Thursday , July 29 2021

Income from corporate bonds of 8-10% / year will be a "magic door" for the real estate business and the banks



The State Bank has just announced the Circular to replace circular text 36/2014 / TT-NHNN, which changes the legislation on limits and safety ratios in the banking sector. Accordingly, the roadmap for bringing the maximum ratio of short-term medium- and long-term loans to 30% from July 2021 (plan 1) or July 2022 (plan 2). This ratio is currently set at a maximum of 40% from 1 January 2019 compared to 45% from 2018.

The project also corrected the risk ratio of some mandatory items in Annex 2 related to the real estate sector, increasing the capital reserves for loans in the real estate sector. According to MBS Securities Company, the State Bank has expressed its prudent operational attitude to preserve the safety and stability of the system before the strong growth of the real estate market in 2017 and 2018.

However, if you look at the corporate bond market, perhaps the real estate business will not be too worried if the capital of the banks narrows.
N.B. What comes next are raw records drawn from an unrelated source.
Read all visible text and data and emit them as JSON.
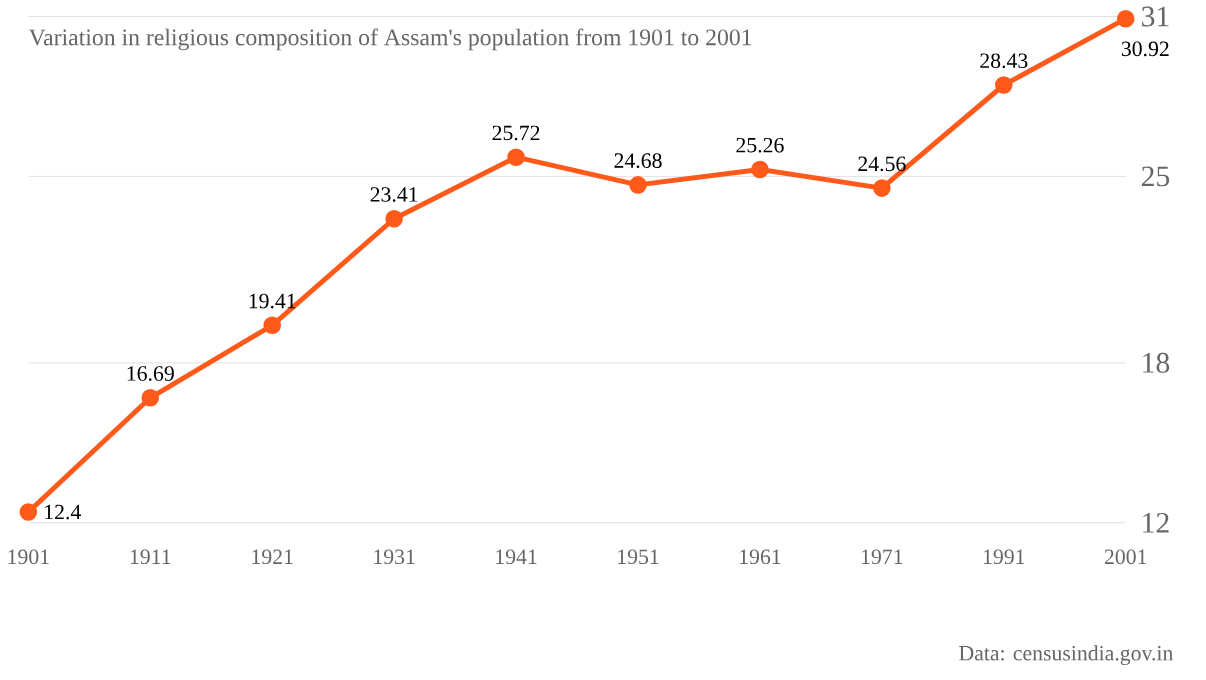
{
  "chart_data": {
    "type": "line",
    "title": "Variation in religious composition of Assam's population from 1901 to 2001",
    "categories": [
      "1901",
      "1911",
      "1921",
      "1931",
      "1941",
      "1951",
      "1961",
      "1971",
      "1991",
      "2001"
    ],
    "series": [
      {
        "color": "#ff5a1a",
        "values": [
          12.4,
          16.69,
          19.41,
          23.41,
          25.72,
          24.68,
          25.26,
          24.56,
          28.43,
          30.92
        ]
      }
    ],
    "ylim": [
      12,
      31
    ],
    "yticks": [
      12,
      18,
      25,
      31
    ],
    "grid": "y",
    "data_labels": true,
    "marker": "circle",
    "line_style": "solid",
    "annotations": [
      "Data: censusindia.gov.in"
    ]
  }
}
According to the VDSC report, the size of the issued bonds doubled only in 2018. Data from the State Securities Commission show that the volume of successfully issued bonds in 2018 is 224,000 billion. Donna. , which is 94.5% more than the previous year. The market debt in 2018 is 474 500 billion Leva, which is 53% more than the same period in 2017, reaching 8.6% of GDP.

Revenue Corporate bonds of 8-10% / year will be a "magic door" for real estate and banking enterprises - Picture 1.
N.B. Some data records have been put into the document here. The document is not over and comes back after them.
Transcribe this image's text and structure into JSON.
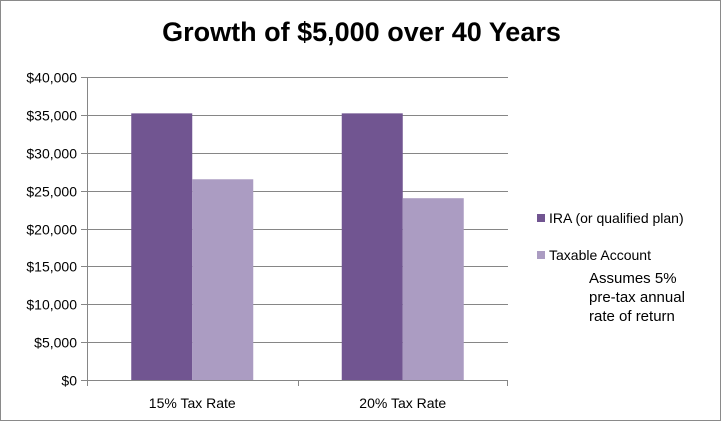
{
  "chart_data": {
    "type": "bar",
    "title": "Growth of $5,000 over 40 Years",
    "xlabel": "",
    "ylabel": "",
    "categories": [
      "15% Tax Rate",
      "20% Tax Rate"
    ],
    "series": [
      {
        "name": "IRA (or qualified plan)",
        "values": [
          35200,
          35200
        ],
        "color": "#715591"
      },
      {
        "name": "Taxable Account",
        "values": [
          26500,
          24000
        ],
        "color": "#ab9cc2"
      }
    ],
    "ylim": [
      0,
      40000
    ],
    "yticks": [
      0,
      5000,
      10000,
      15000,
      20000,
      25000,
      30000,
      35000,
      40000
    ],
    "ytick_labels": [
      "$0",
      "$5,000",
      "$10,000",
      "$15,000",
      "$20,000",
      "$25,000",
      "$30,000",
      "$35,000",
      "$40,000"
    ],
    "grid": true,
    "legend_position": "right",
    "annotation": [
      "Assumes 5%",
      "pre-tax annual",
      "rate of return"
    ],
    "gridline_color": "#868686"
  }
}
Scale for issuing corporate bonds

Businesses that have successfully issued bonds in recent years are mainly in the real estate, banking and financial services sectors. The policy to limit the flow of credit capital in the real estate sector, especially in real estate developers, requires businesses to be more active in the financial market. The purpose of using the capital is mainly to develop real estate projects with a term of about 2 years. Meanwhile, banks mobilize capital through the bond market to increase Tier 2 capital and supplement long-term capital.

Revenue from corporate bonds of 8-10% / year will be a "magic door" for real estate and bank businesses - Picture 2.

Structure of the issuance of corporate bonds

According to VDSC statistics, the interest rate on the successful issuance of bank bonds is around 7.5% per annum; securities companies about 8-10.5% / year, real estate enterprises about 10% / year. With the exception of banks, the period of issuance of enterprises is mostly under 3 years.

According to Rong Viet's statistics, in the 30 largest corporate bond issuers last year, totaling about $ 4.13 billion, of which Vinhomes and Vingroup issued more than 22,000 billion VND 11,100 billion, Vietinbank issued 8,200 billion, ACB has issued 6,800 billion …

According to VDSC's estimate, the VGBs yield level has fallen sharply and is stable at around 8% -10% per annum for ordinary bonds. Consequently, the base of the base bond yield created a significant difference with deposit and credit interests in the banking system. According to the State Bank, the interest rate on deposits over a 12-month period is around 6.6% -7.3% / year and the interest rate for industrial and business loans is usually 9% -11% / year.

Revenues from corporate bonds of 8-10% / year will be a "magic door" for real estate and banking companies - Picture 3.

With reputable large businesses, instead of wholesalers for banks, many companies are now actively issuing retail bonds to investors. With the psychology of people who have idle money wanting to be safe but still wanting to enjoy higher interest rates from banks, the choice of investing in corporate bonds is not a bad choice.

On the market, in addition to the banking sector, it is possible to issue corporate bonds with yields of around 7.5% per annum, with the market taking into account the growing involvement of large international institutional institutions acting as insurance insurers. Typical cases should be mentioned as MWG, CII, MSN, etc. with dividends below 7%.

According to VDSC, the IFC has proposed a program to help Vietnamese companies issue local currency bonds on the international market under the name of Bong Sen. This will help diversify capital resources for businesses in the context of stable credit growth around 14% per year. However, the lack of a credit rating organization remains an impediment to Vietnamese businesses as the world capital market approaches.

Revenues from corporate bonds of 8-10% / year will be a "magic door" for real estate and banking companies - Picture 4.